CALGARY -- In the spring, when the pandemic was just taking hold in Alberta, there were only several dozen contract tracers at work.

Now, they number more than 800.

That's according to the latest statistics from Alberta Health Services, who say the expertise is more valuable than ever.

Contact tracing is the best way for front-line workers to track the spread of COVID-19 and provide all the help they can to the infected patient.

"The contact tracer – the case investigator who contacts them is often their biggest direct line into any of the extra services that may be available," said Angela Jacobs, a contact tracing manager with AHS.

"They can provide resources for people who have difficulty with all that isolation and quarantine at home. Making sure Albertans know how to access resources that will help them with food supply, money stability."

While helping isolated Albertans is one part of their job, finding out who they've been around while contagious is the larger part of their task. Jacobs says there are times where it's difficult to gather that information.

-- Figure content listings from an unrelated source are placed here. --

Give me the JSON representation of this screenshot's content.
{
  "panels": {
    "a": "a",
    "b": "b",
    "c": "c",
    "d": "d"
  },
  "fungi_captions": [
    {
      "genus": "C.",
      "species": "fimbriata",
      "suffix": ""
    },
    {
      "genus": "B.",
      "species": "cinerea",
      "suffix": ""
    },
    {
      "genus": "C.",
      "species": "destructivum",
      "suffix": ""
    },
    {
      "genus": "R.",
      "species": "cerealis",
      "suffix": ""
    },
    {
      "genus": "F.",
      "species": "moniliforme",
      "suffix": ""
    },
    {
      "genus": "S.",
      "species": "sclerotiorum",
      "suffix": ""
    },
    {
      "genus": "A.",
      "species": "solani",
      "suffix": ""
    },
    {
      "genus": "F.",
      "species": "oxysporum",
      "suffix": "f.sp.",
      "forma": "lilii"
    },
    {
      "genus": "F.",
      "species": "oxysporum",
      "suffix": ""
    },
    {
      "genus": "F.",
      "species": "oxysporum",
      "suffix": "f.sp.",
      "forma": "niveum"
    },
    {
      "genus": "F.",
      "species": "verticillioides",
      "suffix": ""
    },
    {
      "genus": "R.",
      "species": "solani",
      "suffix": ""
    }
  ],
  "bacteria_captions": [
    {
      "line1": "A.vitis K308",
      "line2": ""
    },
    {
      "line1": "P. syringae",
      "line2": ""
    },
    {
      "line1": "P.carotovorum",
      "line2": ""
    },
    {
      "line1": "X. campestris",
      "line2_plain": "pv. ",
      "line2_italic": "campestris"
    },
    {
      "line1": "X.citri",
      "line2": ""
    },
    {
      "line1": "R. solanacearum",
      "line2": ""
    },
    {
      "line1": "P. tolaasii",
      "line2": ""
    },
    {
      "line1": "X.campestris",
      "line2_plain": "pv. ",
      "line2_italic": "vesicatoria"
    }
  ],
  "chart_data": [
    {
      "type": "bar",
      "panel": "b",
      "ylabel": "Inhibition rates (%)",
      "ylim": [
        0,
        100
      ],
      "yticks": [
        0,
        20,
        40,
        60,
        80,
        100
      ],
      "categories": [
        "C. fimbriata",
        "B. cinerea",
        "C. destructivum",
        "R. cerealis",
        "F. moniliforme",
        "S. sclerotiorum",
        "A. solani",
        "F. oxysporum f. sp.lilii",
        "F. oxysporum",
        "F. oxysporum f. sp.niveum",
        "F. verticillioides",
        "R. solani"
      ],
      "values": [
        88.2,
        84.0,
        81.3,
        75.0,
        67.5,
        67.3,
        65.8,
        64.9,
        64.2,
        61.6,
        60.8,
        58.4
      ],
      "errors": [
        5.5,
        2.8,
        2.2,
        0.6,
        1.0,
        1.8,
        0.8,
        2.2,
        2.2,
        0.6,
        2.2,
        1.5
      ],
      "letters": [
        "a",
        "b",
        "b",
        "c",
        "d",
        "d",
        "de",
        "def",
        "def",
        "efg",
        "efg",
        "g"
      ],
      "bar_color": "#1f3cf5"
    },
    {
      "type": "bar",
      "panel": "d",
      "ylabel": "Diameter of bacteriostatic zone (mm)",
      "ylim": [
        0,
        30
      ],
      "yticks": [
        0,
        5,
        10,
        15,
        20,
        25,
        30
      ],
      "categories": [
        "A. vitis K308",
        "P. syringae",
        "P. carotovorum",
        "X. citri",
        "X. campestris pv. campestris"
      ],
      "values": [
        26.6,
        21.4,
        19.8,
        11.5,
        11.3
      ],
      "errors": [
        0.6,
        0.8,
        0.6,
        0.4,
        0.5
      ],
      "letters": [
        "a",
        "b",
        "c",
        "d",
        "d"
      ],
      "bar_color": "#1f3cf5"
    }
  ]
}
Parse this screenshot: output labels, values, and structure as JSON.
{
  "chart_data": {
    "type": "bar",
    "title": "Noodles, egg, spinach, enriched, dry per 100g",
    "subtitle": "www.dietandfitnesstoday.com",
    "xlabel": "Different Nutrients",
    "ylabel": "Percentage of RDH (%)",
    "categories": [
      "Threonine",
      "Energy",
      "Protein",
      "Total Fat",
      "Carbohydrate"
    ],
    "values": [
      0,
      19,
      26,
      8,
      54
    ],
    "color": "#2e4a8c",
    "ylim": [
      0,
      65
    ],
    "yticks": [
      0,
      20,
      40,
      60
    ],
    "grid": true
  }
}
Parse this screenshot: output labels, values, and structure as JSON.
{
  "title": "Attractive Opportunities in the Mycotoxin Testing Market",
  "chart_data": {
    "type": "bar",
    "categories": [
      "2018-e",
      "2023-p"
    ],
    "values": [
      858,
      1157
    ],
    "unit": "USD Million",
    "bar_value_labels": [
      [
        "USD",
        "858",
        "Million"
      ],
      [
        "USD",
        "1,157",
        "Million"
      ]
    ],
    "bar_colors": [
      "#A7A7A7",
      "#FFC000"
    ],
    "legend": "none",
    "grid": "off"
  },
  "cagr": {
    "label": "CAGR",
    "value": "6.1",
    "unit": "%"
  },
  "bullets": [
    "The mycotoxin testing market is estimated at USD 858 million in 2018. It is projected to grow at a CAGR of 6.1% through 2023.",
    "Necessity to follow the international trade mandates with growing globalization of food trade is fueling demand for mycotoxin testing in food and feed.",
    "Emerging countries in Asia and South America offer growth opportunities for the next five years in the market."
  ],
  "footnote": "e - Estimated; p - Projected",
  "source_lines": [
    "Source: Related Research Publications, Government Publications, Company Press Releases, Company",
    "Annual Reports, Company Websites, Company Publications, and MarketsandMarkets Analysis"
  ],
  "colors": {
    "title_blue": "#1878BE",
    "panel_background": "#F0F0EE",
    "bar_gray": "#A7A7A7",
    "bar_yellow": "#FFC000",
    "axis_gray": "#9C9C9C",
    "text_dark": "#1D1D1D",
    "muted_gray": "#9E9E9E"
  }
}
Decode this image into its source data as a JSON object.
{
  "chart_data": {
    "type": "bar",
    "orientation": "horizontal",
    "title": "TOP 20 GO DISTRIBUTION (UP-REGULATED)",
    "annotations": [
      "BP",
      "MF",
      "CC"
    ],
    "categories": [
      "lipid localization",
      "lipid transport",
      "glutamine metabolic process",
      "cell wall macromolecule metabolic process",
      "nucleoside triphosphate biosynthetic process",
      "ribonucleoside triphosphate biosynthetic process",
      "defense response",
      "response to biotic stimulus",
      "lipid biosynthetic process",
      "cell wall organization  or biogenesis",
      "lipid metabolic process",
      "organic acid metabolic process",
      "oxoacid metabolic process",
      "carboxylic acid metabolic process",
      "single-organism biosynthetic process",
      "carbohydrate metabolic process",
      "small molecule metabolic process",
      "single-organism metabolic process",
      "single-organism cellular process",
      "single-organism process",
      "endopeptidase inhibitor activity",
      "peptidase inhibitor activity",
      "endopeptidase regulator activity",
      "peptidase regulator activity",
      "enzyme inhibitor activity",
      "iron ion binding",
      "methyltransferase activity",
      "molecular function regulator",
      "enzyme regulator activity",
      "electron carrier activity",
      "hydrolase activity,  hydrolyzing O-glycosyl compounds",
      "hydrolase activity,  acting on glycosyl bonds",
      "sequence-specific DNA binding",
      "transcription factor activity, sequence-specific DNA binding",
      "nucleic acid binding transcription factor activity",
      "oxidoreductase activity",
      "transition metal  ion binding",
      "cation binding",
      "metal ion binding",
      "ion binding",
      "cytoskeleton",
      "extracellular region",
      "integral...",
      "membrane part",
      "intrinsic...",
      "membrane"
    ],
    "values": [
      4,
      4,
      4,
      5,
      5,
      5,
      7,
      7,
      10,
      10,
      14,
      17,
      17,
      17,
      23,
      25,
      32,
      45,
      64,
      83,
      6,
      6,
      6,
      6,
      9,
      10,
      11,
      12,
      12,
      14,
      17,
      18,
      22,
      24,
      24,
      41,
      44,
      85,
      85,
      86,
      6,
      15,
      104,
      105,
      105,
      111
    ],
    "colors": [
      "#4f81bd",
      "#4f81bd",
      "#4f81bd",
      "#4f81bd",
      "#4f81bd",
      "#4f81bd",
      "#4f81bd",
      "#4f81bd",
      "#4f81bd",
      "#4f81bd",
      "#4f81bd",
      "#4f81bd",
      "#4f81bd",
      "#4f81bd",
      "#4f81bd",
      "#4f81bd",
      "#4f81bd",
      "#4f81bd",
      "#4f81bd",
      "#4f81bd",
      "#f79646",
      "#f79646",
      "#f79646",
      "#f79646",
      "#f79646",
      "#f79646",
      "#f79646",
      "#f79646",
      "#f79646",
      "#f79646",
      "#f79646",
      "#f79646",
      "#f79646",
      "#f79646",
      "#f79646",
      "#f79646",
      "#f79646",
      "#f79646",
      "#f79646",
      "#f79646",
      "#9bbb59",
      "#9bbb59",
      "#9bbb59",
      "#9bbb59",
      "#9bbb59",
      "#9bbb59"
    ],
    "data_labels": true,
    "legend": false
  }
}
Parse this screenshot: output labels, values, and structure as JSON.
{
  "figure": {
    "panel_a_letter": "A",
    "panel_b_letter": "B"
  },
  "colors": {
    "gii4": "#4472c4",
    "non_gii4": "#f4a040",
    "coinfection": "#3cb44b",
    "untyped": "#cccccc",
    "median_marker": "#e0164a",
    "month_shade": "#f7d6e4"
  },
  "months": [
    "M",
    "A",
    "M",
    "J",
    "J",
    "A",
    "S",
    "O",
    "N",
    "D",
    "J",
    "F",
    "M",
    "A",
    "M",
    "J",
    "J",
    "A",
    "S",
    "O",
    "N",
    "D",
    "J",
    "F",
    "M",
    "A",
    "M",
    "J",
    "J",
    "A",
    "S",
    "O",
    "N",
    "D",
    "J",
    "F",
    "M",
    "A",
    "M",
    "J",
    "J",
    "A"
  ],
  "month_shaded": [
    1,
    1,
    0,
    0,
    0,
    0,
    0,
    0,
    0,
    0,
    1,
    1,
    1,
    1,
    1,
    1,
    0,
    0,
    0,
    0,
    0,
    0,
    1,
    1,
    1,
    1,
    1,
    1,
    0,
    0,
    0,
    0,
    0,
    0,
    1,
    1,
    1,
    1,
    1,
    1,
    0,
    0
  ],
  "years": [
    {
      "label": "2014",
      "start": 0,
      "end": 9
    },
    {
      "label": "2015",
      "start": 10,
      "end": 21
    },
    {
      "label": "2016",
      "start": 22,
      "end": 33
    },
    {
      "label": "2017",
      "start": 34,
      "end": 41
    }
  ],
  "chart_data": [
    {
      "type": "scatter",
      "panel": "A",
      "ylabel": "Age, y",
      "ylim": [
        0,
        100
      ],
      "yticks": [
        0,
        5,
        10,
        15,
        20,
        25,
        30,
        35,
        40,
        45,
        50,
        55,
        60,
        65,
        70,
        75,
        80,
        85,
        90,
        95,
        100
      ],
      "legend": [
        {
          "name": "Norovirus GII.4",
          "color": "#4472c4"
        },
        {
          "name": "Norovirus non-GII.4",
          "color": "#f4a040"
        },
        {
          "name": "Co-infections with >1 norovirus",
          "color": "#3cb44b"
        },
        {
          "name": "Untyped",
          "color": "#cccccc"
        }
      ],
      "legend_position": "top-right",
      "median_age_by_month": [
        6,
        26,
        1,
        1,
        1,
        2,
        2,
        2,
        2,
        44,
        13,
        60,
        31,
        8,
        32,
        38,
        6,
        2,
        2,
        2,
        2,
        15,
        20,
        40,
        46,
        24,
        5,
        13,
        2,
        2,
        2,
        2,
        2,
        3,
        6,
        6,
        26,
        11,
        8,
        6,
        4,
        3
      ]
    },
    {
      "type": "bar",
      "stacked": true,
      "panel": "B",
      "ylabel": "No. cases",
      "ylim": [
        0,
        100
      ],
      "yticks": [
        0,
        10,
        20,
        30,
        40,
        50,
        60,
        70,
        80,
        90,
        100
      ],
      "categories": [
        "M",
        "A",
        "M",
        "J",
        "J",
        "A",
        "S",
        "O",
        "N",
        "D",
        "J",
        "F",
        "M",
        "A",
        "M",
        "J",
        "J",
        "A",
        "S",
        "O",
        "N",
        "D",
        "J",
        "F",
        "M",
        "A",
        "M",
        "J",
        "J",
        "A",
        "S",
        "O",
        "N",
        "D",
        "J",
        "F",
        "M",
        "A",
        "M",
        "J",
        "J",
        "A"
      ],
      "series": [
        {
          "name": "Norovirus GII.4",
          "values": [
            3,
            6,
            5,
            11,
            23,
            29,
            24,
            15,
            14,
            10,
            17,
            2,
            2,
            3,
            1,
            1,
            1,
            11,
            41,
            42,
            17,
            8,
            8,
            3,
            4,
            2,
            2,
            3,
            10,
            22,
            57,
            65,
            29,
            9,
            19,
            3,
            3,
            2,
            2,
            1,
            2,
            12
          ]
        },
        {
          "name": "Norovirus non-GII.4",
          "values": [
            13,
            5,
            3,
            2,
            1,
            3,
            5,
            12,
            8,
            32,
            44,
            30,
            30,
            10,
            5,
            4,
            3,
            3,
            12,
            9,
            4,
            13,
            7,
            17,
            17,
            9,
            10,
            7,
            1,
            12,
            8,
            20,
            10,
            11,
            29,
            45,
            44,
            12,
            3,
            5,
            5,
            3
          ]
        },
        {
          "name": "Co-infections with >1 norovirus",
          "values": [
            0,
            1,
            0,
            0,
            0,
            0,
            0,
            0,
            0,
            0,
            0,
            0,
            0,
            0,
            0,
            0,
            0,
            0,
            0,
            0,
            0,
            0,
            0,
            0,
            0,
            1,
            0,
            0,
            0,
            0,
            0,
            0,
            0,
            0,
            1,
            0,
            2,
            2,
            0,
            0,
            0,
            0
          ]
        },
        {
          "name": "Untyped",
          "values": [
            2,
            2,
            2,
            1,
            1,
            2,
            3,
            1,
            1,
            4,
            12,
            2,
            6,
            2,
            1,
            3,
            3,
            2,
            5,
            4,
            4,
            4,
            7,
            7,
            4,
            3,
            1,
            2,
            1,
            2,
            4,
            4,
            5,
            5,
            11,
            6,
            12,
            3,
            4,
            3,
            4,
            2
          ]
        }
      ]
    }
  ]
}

"Some individuals are scared. People are definitely not always expecting the diagnosis but they're scared because they don't know necessarily who they're talking to."

Health officials say while it's normal to be scared, it's also important for Albertans to provide as much information to AHS when a contact tracer calls.

"If we are not able to trace contacts and keep the virus from spreading, the impacts will continue to grow," said Dr. Deena Hinshaw, Alberta's chief medical officer of health, last week.

"If you are diagnosed with COVID, please don't turn any understandable anger against the contact tracers who are doing their job as part of a collective effort to maintain manageable levels of transmission."

Albertans can also help in the "collective effort" Hinshaw mentioned, by coming up with their own list of contacts as soon as they receive a positive test result.

Health officials say that will complete the contact tracing faster and prevent the spread of COVID-19 sooner.